We’ve all been there; in the grocery store, at the meat counter. There are all different types of steaks and cuts of meat. If you’re making stew, what should you buy? If you’re planning on grilling, and you want a tender juicy steak, which cut is best?
Before I begin, let’s talk about an important term, marbling. Marbling is the small streaks of fat found within the muscle and can be seen in the cut of meat. Marbling has a strong beneficial effect on juiciness and flavor, and may also have a positive effect on tenderness. Meat that has little marbling may be dry and flavorless. Excessive amounts of marbling will not necessarily increase the juiciness and flavor over those cuts of meat with modest marbling. When picking your meat, choose a piece with average marbling. The streaks of fat should make up approximately 1/3 of the meat in ratio.
Beef Quality Grades
A quality grade is a composite evaluation of factors that affect palatability of meat (tenderness, juiciness, and flavor). These factors include carcass maturity, firmness, texture, and color of lean, and the amount and distribution of marbling within the lean. Beef carcass quality grading is based on (1) degree of marbling and (2) degree of maturity. In order, the three beef quality grades are Prime, Choice, and Select.
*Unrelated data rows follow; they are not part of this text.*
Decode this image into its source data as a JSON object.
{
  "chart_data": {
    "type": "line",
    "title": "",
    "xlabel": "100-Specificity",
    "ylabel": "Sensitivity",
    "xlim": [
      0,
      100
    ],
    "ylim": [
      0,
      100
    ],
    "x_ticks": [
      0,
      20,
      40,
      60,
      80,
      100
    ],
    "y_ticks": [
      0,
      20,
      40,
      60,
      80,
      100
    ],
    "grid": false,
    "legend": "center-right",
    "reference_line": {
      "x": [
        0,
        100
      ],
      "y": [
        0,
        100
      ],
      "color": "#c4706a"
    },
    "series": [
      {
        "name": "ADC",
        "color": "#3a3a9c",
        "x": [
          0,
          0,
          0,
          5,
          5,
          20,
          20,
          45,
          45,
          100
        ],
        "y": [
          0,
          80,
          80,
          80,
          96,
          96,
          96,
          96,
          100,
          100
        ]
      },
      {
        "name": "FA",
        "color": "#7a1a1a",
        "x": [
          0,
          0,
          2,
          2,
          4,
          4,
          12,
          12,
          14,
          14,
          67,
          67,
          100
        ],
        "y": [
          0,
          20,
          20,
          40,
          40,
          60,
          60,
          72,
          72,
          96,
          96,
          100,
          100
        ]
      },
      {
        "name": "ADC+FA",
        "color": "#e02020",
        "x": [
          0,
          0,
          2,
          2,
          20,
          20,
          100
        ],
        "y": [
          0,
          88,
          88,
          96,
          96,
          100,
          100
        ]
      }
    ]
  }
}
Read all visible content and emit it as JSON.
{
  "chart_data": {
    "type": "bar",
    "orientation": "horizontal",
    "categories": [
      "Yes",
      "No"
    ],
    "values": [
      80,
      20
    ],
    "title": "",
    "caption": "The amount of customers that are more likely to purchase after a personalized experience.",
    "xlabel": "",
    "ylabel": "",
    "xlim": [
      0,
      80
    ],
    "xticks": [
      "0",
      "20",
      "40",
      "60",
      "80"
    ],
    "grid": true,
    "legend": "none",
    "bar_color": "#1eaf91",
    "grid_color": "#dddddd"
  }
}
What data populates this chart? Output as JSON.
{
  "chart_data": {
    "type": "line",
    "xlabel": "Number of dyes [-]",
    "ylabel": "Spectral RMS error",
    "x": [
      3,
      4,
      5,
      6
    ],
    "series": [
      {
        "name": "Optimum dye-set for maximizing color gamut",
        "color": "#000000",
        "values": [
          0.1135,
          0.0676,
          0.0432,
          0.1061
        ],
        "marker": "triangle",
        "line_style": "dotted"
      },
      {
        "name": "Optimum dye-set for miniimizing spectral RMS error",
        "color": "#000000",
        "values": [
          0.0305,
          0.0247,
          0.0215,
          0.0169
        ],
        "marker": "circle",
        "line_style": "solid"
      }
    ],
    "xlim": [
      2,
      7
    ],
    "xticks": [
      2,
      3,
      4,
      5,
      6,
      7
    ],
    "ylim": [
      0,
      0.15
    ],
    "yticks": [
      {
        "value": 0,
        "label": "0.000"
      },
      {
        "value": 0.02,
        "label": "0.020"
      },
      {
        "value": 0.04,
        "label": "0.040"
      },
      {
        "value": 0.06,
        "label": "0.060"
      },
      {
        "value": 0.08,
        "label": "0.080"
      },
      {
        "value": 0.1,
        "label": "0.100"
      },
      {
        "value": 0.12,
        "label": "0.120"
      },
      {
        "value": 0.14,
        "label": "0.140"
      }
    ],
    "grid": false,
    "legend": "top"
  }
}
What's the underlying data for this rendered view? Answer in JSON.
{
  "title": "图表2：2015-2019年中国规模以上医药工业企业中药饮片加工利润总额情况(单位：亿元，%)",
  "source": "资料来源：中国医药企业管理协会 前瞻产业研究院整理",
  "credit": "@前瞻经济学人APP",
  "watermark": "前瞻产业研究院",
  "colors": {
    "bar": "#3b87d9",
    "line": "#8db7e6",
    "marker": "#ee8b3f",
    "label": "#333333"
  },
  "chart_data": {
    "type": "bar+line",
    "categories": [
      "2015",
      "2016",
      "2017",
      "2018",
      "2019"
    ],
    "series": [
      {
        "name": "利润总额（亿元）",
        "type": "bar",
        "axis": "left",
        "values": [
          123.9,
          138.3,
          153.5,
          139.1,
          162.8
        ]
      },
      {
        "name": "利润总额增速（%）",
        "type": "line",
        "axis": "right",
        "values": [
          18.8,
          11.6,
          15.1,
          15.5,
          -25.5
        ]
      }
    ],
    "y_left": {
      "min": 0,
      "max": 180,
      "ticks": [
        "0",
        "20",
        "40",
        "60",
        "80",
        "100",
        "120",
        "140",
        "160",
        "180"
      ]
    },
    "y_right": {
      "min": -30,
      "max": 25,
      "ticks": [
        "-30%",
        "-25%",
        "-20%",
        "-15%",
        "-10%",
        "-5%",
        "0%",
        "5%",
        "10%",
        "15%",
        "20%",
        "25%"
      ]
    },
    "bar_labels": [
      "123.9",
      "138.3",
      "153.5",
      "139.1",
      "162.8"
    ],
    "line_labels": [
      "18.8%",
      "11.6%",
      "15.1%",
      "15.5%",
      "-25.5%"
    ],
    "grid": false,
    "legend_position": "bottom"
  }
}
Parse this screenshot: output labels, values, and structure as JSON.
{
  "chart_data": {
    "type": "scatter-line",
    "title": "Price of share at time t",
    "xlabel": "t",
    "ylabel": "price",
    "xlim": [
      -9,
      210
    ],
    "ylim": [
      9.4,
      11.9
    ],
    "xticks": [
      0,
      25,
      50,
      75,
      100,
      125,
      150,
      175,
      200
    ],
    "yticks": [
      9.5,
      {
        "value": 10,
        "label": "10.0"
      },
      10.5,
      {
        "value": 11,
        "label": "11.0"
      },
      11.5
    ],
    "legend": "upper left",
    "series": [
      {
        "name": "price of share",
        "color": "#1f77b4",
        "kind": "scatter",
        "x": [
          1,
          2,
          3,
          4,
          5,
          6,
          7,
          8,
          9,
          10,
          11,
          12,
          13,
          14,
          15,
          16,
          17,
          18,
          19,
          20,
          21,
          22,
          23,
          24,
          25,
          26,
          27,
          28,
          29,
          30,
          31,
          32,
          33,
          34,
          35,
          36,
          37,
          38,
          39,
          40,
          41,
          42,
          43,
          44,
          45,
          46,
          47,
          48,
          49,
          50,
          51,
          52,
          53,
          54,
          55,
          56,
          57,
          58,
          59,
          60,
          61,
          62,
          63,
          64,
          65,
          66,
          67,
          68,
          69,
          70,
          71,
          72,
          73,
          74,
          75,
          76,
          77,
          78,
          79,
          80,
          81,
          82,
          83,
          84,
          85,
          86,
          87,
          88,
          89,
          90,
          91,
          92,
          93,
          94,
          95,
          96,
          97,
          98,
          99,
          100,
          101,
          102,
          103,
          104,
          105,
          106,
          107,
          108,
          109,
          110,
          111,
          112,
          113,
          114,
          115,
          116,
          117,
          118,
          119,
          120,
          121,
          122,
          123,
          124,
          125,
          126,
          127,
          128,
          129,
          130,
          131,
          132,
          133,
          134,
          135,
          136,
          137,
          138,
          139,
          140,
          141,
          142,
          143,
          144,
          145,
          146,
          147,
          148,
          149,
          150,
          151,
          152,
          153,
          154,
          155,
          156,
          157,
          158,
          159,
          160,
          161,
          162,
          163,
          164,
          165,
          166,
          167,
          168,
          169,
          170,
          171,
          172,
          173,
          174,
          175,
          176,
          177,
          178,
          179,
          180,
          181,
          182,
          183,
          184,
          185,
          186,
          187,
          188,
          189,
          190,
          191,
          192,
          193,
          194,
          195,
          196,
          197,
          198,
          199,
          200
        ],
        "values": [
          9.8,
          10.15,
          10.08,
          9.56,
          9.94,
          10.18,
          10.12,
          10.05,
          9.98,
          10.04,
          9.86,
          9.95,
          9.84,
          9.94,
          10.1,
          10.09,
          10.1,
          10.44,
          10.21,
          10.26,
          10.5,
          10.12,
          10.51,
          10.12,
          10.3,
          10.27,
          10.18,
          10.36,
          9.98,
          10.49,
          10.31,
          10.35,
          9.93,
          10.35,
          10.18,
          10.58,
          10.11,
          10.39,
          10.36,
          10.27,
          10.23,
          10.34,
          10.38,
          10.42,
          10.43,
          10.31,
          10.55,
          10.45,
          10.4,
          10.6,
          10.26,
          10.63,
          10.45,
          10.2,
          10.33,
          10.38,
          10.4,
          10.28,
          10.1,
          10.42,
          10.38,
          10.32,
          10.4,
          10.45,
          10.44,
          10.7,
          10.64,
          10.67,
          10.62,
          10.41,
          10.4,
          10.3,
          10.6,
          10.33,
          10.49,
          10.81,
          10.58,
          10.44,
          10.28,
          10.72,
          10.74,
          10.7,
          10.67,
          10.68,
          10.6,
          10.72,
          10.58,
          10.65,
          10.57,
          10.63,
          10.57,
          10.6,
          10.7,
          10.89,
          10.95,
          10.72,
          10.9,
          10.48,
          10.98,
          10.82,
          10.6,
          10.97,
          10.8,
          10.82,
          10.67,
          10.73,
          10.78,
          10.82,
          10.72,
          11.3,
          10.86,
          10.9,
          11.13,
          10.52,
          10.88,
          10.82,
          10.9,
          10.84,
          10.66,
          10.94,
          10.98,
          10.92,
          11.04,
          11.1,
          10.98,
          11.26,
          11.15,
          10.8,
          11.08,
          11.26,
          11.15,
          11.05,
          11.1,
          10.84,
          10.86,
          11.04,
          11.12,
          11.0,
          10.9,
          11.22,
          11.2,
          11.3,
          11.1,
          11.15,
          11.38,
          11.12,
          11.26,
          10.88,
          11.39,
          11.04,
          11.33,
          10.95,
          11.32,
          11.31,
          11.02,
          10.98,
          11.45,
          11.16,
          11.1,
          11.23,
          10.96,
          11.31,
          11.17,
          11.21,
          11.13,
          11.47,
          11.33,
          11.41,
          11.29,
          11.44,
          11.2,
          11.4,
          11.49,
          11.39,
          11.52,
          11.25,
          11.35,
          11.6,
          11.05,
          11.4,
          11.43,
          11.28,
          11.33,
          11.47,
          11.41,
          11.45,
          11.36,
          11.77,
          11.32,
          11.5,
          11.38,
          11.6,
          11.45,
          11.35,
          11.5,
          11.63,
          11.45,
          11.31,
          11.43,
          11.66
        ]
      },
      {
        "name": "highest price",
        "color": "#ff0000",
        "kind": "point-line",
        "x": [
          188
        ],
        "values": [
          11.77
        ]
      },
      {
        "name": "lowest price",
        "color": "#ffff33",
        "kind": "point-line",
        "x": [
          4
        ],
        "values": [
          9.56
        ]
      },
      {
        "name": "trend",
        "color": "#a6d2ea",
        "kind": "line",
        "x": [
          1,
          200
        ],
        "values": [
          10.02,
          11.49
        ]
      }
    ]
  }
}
Choosing the Right Cut of Meat
There are many different cuts of meat. If you want a soft, succulent piece of meat try Filet Mignon, a Delmonico cut, Porterhouse, T-Bone, or New York Strip Steak. If you’re making a stew or roast look for some lean Chuck. If Fajitas are on your menu, marinate and grill some London Broil; make sure to slice it thin!
These are just a few suggestions. Speak to your butcher; they’re usually very knowledgeable and willing to help.